I’ve got a simple domain setup on an Ubuntu server running Apache (literally just displays a static HTML file); I set it up with LetsEncrypt and it was working without issue. I wanted a bit more security so decided to use Cloudflare.
I setup the DNS through Cloudflare and it was working flawlessly once I setup the SSL to use the Cloudflare certs (so it would stop the ‘too many redirects error’). This too, worked really well.
Then I read that I could use Tunnels (and then not have to use port forwarding - better security for my home network) so I set up a Cloudflare Tunnel (following this tutorial: https://www.youtube.com/watch?v=hrwoKO7LMzk)
I can make it work if I set this in my config.yml
file:
originRequest:
noTLSVerify: true
I would like to make it work without having to include that snippet - as I would like it to be secure traffic between CF and my Apache server.
My config file is very simple:
tunnel: <id>
credentials-file: /route/to/<id>.json
ingress:
- hostname mydomain.com
service: https://localhost:443
- service: http_status404
The errors I see in cloudflared service is this:
Request failed error="Unable to reach the origin service.
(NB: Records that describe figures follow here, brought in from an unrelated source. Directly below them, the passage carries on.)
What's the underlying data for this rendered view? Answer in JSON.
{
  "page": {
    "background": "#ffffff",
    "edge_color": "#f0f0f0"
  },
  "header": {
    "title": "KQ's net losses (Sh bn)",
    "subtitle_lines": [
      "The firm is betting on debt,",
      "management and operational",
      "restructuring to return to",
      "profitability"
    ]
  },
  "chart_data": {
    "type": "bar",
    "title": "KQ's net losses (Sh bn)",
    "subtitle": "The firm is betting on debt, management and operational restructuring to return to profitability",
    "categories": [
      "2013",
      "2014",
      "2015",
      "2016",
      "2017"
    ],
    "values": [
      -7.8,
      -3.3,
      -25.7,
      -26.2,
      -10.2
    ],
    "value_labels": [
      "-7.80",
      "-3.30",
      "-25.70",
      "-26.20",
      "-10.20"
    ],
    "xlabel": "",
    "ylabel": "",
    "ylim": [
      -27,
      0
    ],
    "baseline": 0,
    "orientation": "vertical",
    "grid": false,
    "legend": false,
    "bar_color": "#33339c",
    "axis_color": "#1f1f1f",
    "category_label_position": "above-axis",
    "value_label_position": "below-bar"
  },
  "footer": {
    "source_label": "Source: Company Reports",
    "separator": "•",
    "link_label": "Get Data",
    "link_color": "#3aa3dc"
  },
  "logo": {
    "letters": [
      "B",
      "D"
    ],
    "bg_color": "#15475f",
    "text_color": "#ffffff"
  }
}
The service may be down or it may not be responding to traffic from cloudflared: x509: certificate is valid for *.mydomain.com, mydomain.com, not localhost"
What is the best way to avoid using the noTLSVerify in my config but still getting the tunnel to work?
My Apache VirtualHost looks like this:
<VirtualHost *:443>
ServerAdmin [email protected]
ServerName mydomain.com
ServerAlias www.mydomain.com
DocumentRoot /var/www/html/mydomain/public_html
ErrorLog ${APACHE_LOG_DIR}/error.log
CustomLog ${APACHE_LOG_DIR}/access.log combined
Include /etc/letsencrypt/options-ssl-apache.conf
#Old Certs From LE
#SSLCertificateFile /etc/letsencrypt/live/mydomain.com-0001/chain.pem
#SSLCertificateKeyFile /etc/letsencrypt/live/mydomain.com-0001/private_key.pem
SSLCertificateFile /root/.cloudflared/cf_pem.pem
SSLCertificateKeyFile /root/.cloudflared/cf_key.key
</VirtualHost>
Any help would be greatly appreciated.
If there is no harm/danger/security risks involved with setting noTLSVerify to true, then I will use it, but otherwise I would prefer not to - just can’t figure out how not to!